The drive still shouldn't fail entirely from a power outage, and should at most suffer data loss, but at the end of the day it's designed to be cheap rather than reliable.

Lesson learned.

I needed it for an experiment where I had about 6TB of small files to process and wanted to have them on a single drive. It did the job and then I repurposed it for backup / dump drive for stuff I didn't want to delete, but also didn't now where else to put it.

The drive shows up in the system but with 0TB capacity, I recall once or twice it reported 8TB but I was unable to read anything.

I'll have a look one day maybe that was something simple like dead cap that I could replace (I have microscope, rework station).

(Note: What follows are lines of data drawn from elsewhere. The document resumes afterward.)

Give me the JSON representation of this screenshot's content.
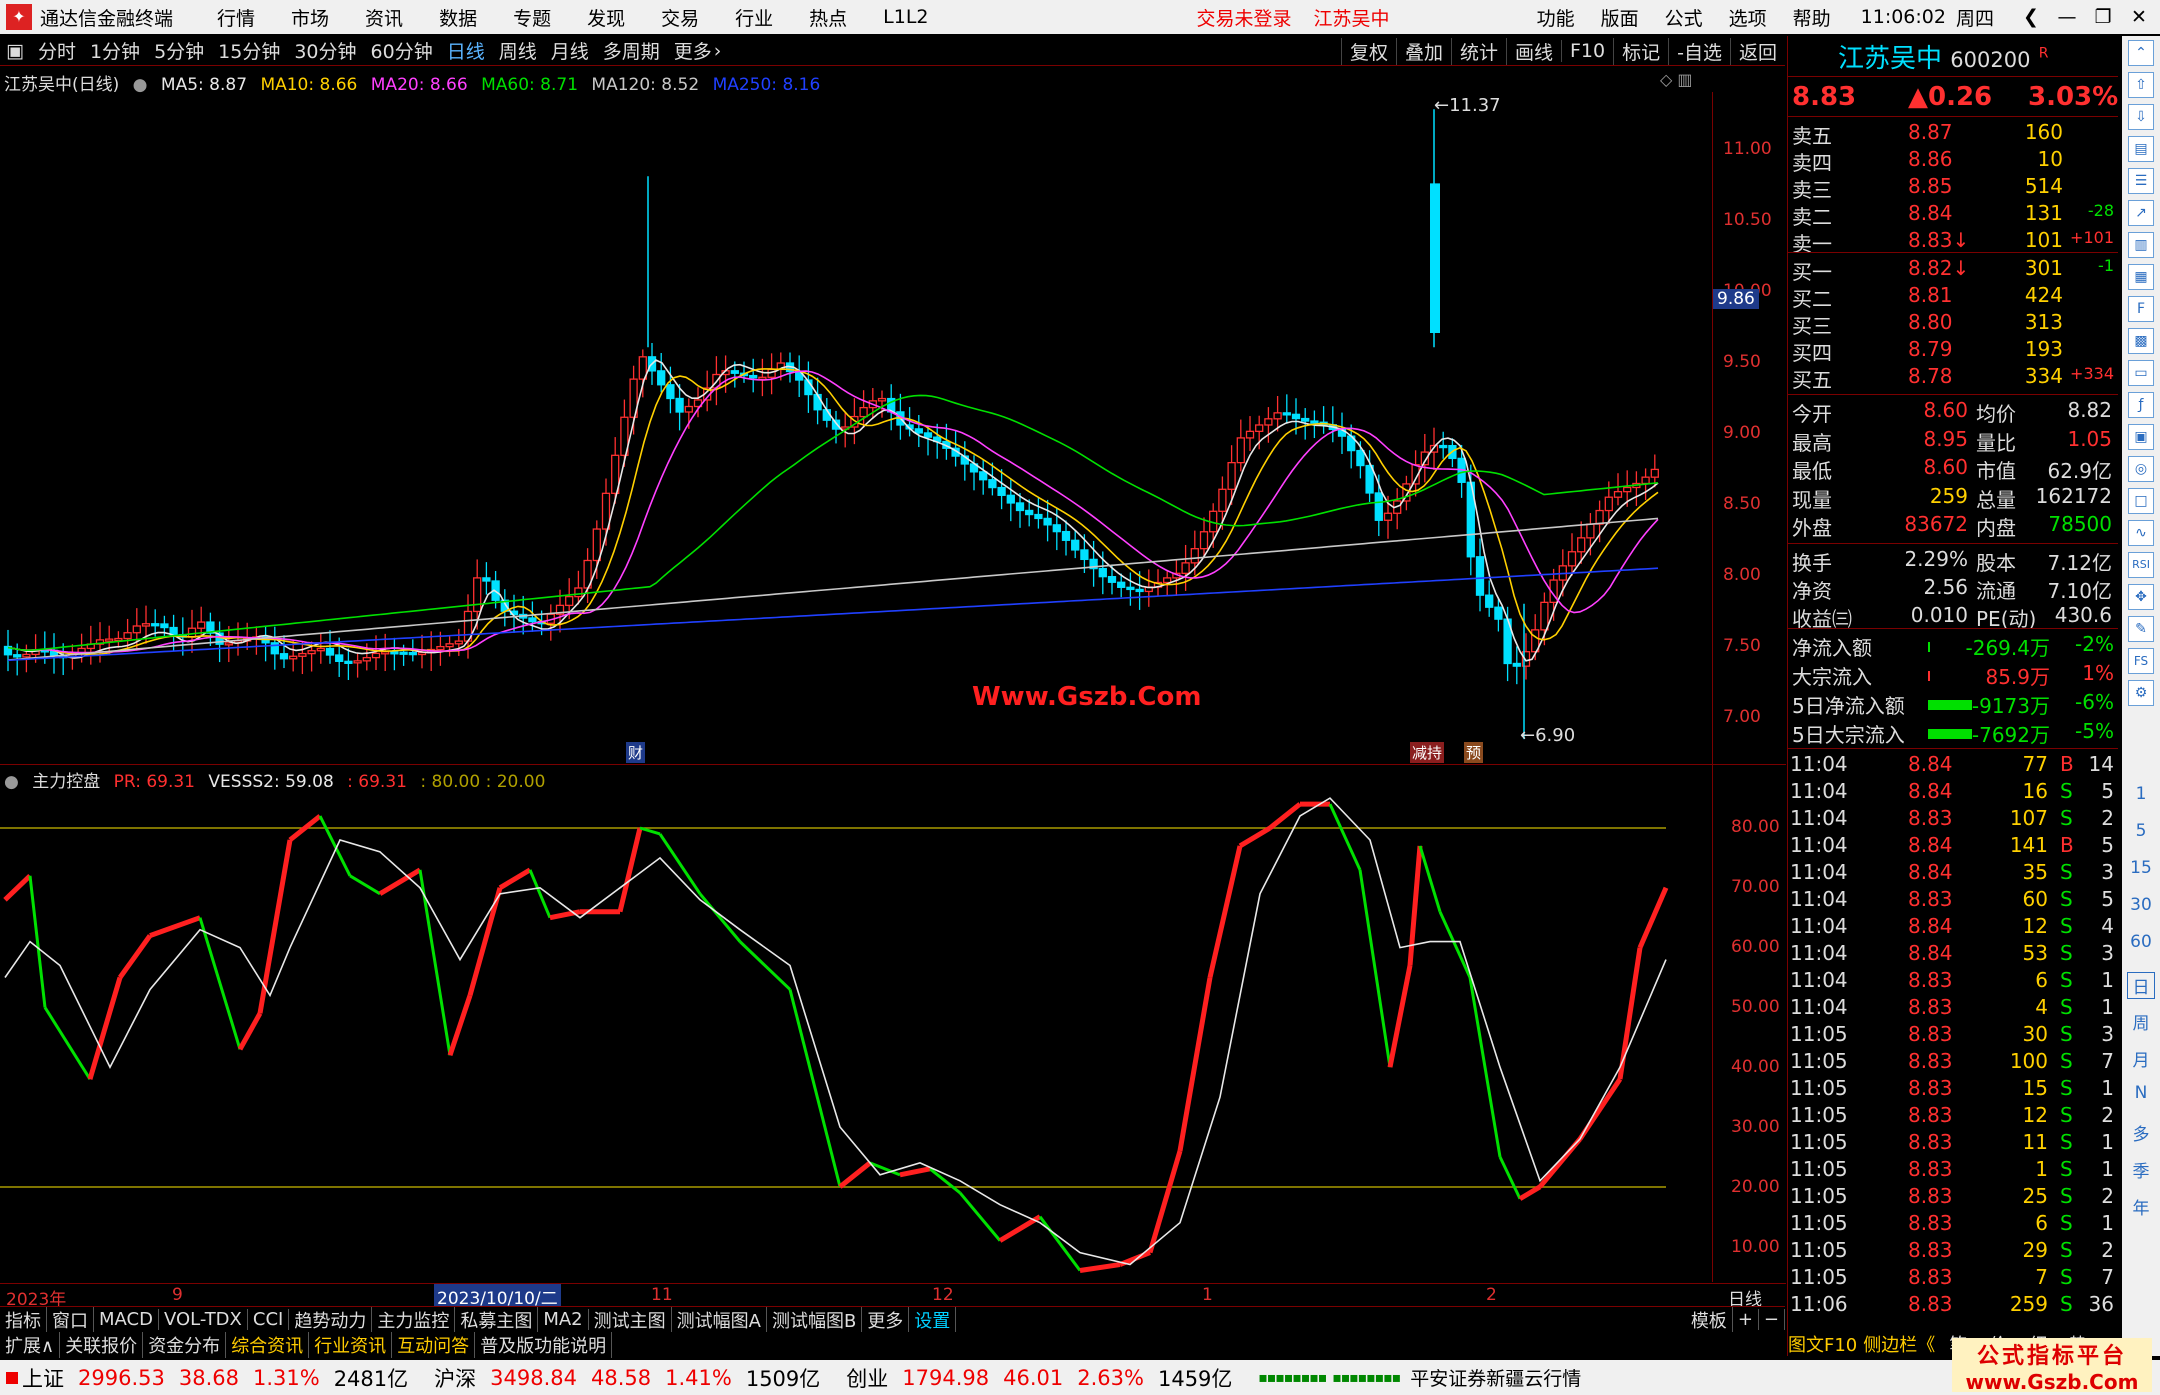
{
  "titlebar": {
    "app_title": "通达信金融终端",
    "menu": [
      "行情",
      "市场",
      "资讯",
      "数据",
      "专题",
      "发现",
      "交易",
      "行业",
      "热点",
      "L1L2"
    ],
    "trade_status": "交易未登录",
    "stock_name": "江苏吴中",
    "right_menu": [
      "功能",
      "版面",
      "公式",
      "选项",
      "帮助"
    ],
    "time": "11:06:02",
    "weekday": "周四"
  },
  "periods": [
    "分时",
    "1分钟",
    "5分钟",
    "15分钟",
    "30分钟",
    "60分钟",
    "日线",
    "周线",
    "月线",
    "多周期",
    "更多"
  ],
  "active_period": "日线",
  "chart_tools": [
    "复权",
    "叠加",
    "统计",
    "画线",
    "F10",
    "标记",
    "-自选",
    "返回"
  ],
  "main_chart": {
    "title": "江苏吴中(日线)",
    "ma": [
      {
        "label": "MA5: 8.87",
        "color": "#e8e8e8"
      },
      {
        "label": "MA10: 8.66",
        "color": "#ffd000"
      },
      {
        "label": "MA20: 8.66",
        "color": "#ff40ff"
      },
      {
        "label": "MA60: 8.71",
        "color": "#00e000"
      },
      {
        "label": "MA120: 8.52",
        "color": "#c8c8c8"
      },
      {
        "label": "MA250: 8.16",
        "color": "#2040ff"
      }
    ],
    "price_ticks": [
      "11.00",
      "10.50",
      "10.00",
      "9.50",
      "9.00",
      "8.50",
      "8.00",
      "7.50",
      "7.00"
    ],
    "current_price_tag": "9.86",
    "high_label": "11.37",
    "low_label": "6.90",
    "watermark": "Www.Gszb.Com",
    "markers": [
      "财",
      "减持",
      "预"
    ]
  },
  "sub_chart": {
    "title": "主力控盘",
    "legend": [
      {
        "label": "PR: 69.31",
        "color": "#ff3030"
      },
      {
        "label": "VESSS2: 59.08",
        "color": "#e8e8e8"
      },
      {
        "label": ": 69.31",
        "color": "#ff3030"
      },
      {
        "label": ": 80.00 : 20.00",
        "color": "#b0a000"
      }
    ],
    "ticks": [
      "80.00",
      "70.00",
      "60.00",
      "50.00",
      "40.00",
      "30.00",
      "20.00",
      "10.00"
    ]
  },
  "time_axis": {
    "labels": [
      "2023年",
      "9",
      "2023/10/10/二",
      "11",
      "12",
      "1",
      "2"
    ],
    "period_label": "日线"
  },
  "indicator_tabs": [
    "指标",
    "窗口",
    "MACD",
    "VOL-TDX",
    "CCI",
    "趋势动力",
    "主力监控",
    "私募主图",
    "MA2",
    "测试主图",
    "测试幅图A",
    "测试幅图B",
    "更多",
    "设置"
  ],
  "indicator_tabs_right": [
    "模板",
    "+",
    "−"
  ],
  "info_tabs": [
    "扩展∧",
    "关联报价",
    "资金分布",
    "综合资讯",
    "行业资讯",
    "互动问答",
    "普及版功能说明"
  ],
  "quote": {
    "name": "江苏吴中",
    "code": "600200",
    "flag": "R",
    "price": "8.83",
    "change": "▲0.26",
    "pct": "3.03%",
    "asks": [
      {
        "label": "卖五",
        "price": "8.87",
        "vol": "160",
        "delta": ""
      },
      {
        "label": "卖四",
        "price": "8.86",
        "vol": "10",
        "delta": ""
      },
      {
        "label": "卖三",
        "price": "8.85",
        "vol": "514",
        "delta": ""
      },
      {
        "label": "卖二",
        "price": "8.84",
        "vol": "131",
        "delta": "-28"
      },
      {
        "label": "卖一",
        "price": "8.83↓",
        "vol": "101",
        "delta": "+101"
      }
    ],
    "bids": [
      {
        "label": "买一",
        "price": "8.82↓",
        "vol": "301",
        "delta": "-1"
      },
      {
        "label": "买二",
        "price": "8.81",
        "vol": "424",
        "delta": ""
      },
      {
        "label": "买三",
        "price": "8.80",
        "vol": "313",
        "delta": ""
      },
      {
        "label": "买四",
        "price": "8.79",
        "vol": "193",
        "delta": ""
      },
      {
        "label": "买五",
        "price": "8.78",
        "vol": "334",
        "delta": "+334"
      }
    ],
    "stats": [
      {
        "l1": "今开",
        "v1": "8.60",
        "l2": "均价",
        "v2": "8.82"
      },
      {
        "l1": "最高",
        "v1": "8.95",
        "l2": "量比",
        "v2": "1.05"
      },
      {
        "l1": "最低",
        "v1": "8.60",
        "l2": "市值",
        "v2": "62.9亿"
      },
      {
        "l1": "现量",
        "v1": "259",
        "l2": "总量",
        "v2": "162172"
      },
      {
        "l1": "外盘",
        "v1": "83672",
        "l2": "内盘",
        "v2": "78500"
      }
    ],
    "stats2": [
      {
        "l1": "换手",
        "v1": "2.29%",
        "l2": "股本",
        "v2": "7.12亿"
      },
      {
        "l1": "净资",
        "v1": "2.56",
        "l2": "流通",
        "v2": "7.10亿"
      },
      {
        "l1": "收益㈢",
        "v1": "0.010",
        "l2": "PE(动)",
        "v2": "430.6"
      }
    ],
    "flows": [
      {
        "label": "净流入额",
        "value": "-269.4万",
        "pct": "-2%"
      },
      {
        "label": "大宗流入",
        "value": "85.9万",
        "pct": "1%"
      },
      {
        "label": "5日净流入额",
        "value": "-9173万",
        "pct": "-6%"
      },
      {
        "label": "5日大宗流入",
        "value": "-7692万",
        "pct": "-5%"
      }
    ],
    "ticks": [
      {
        "t": "11:04",
        "p": "8.84",
        "v": "77",
        "s": "B",
        "n": "14"
      },
      {
        "t": "11:04",
        "p": "8.84",
        "v": "16",
        "s": "S",
        "n": "5"
      },
      {
        "t": "11:04",
        "p": "8.83",
        "v": "107",
        "s": "S",
        "n": "2"
      },
      {
        "t": "11:04",
        "p": "8.84",
        "v": "141",
        "s": "B",
        "n": "5"
      },
      {
        "t": "11:04",
        "p": "8.84",
        "v": "35",
        "s": "S",
        "n": "3"
      },
      {
        "t": "11:04",
        "p": "8.83",
        "v": "60",
        "s": "S",
        "n": "5"
      },
      {
        "t": "11:04",
        "p": "8.84",
        "v": "12",
        "s": "S",
        "n": "4"
      },
      {
        "t": "11:04",
        "p": "8.84",
        "v": "53",
        "s": "S",
        "n": "3"
      },
      {
        "t": "11:04",
        "p": "8.83",
        "v": "6",
        "s": "S",
        "n": "1"
      },
      {
        "t": "11:04",
        "p": "8.83",
        "v": "4",
        "s": "S",
        "n": "1"
      },
      {
        "t": "11:05",
        "p": "8.83",
        "v": "30",
        "s": "S",
        "n": "3"
      },
      {
        "t": "11:05",
        "p": "8.83",
        "v": "100",
        "s": "S",
        "n": "7"
      },
      {
        "t": "11:05",
        "p": "8.83",
        "v": "15",
        "s": "S",
        "n": "1"
      },
      {
        "t": "11:05",
        "p": "8.83",
        "v": "12",
        "s": "S",
        "n": "2"
      },
      {
        "t": "11:05",
        "p": "8.83",
        "v": "11",
        "s": "S",
        "n": "1"
      },
      {
        "t": "11:05",
        "p": "8.83",
        "v": "1",
        "s": "S",
        "n": "1"
      },
      {
        "t": "11:05",
        "p": "8.83",
        "v": "25",
        "s": "S",
        "n": "2"
      },
      {
        "t": "11:05",
        "p": "8.83",
        "v": "6",
        "s": "S",
        "n": "1"
      },
      {
        "t": "11:05",
        "p": "8.83",
        "v": "29",
        "s": "S",
        "n": "2"
      },
      {
        "t": "11:05",
        "p": "8.83",
        "v": "7",
        "s": "S",
        "n": "7"
      },
      {
        "t": "11:06",
        "p": "8.83",
        "v": "259",
        "s": "S",
        "n": "36"
      }
    ],
    "bottom_tabs": [
      "图文F10",
      "侧边栏《",
      "笔",
      "价",
      "细",
      "势"
    ]
  },
  "side_strip": [
    "1",
    "5",
    "15",
    "30",
    "60",
    "日",
    "周",
    "月",
    "N",
    "多",
    "季",
    "年"
  ],
  "side_icons": [
    "RSI",
    "FS"
  ],
  "status": {
    "indices": [
      {
        "name": "上证",
        "value": "2996.53",
        "chg": "38.68",
        "pct": "1.31%",
        "amt": "2481亿"
      },
      {
        "name": "沪深",
        "value": "3498.84",
        "chg": "48.58",
        "pct": "1.41%",
        "amt": "1509亿"
      },
      {
        "name": "创业",
        "value": "1794.98",
        "chg": "46.01",
        "pct": "2.63%",
        "amt": "1459亿"
      }
    ],
    "server": "平安证券新疆云行情",
    "stamp_line1": "公式指标平台",
    "stamp_line2": "www.Gszb.Com"
  }
}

Are you using the drive in an external USB enclosure? Those sometimes have power delivery that cannot keep up with the demands of high capacity or high performance drives.
No, it is mounted on the motherboard (Gigabyte with X570 chipset) also has a thick heatsink.
Samsung and others (including WD IIRC) do internal journaling, so even though they don't have capacitors the drive shouldn't get bricked by a power outage.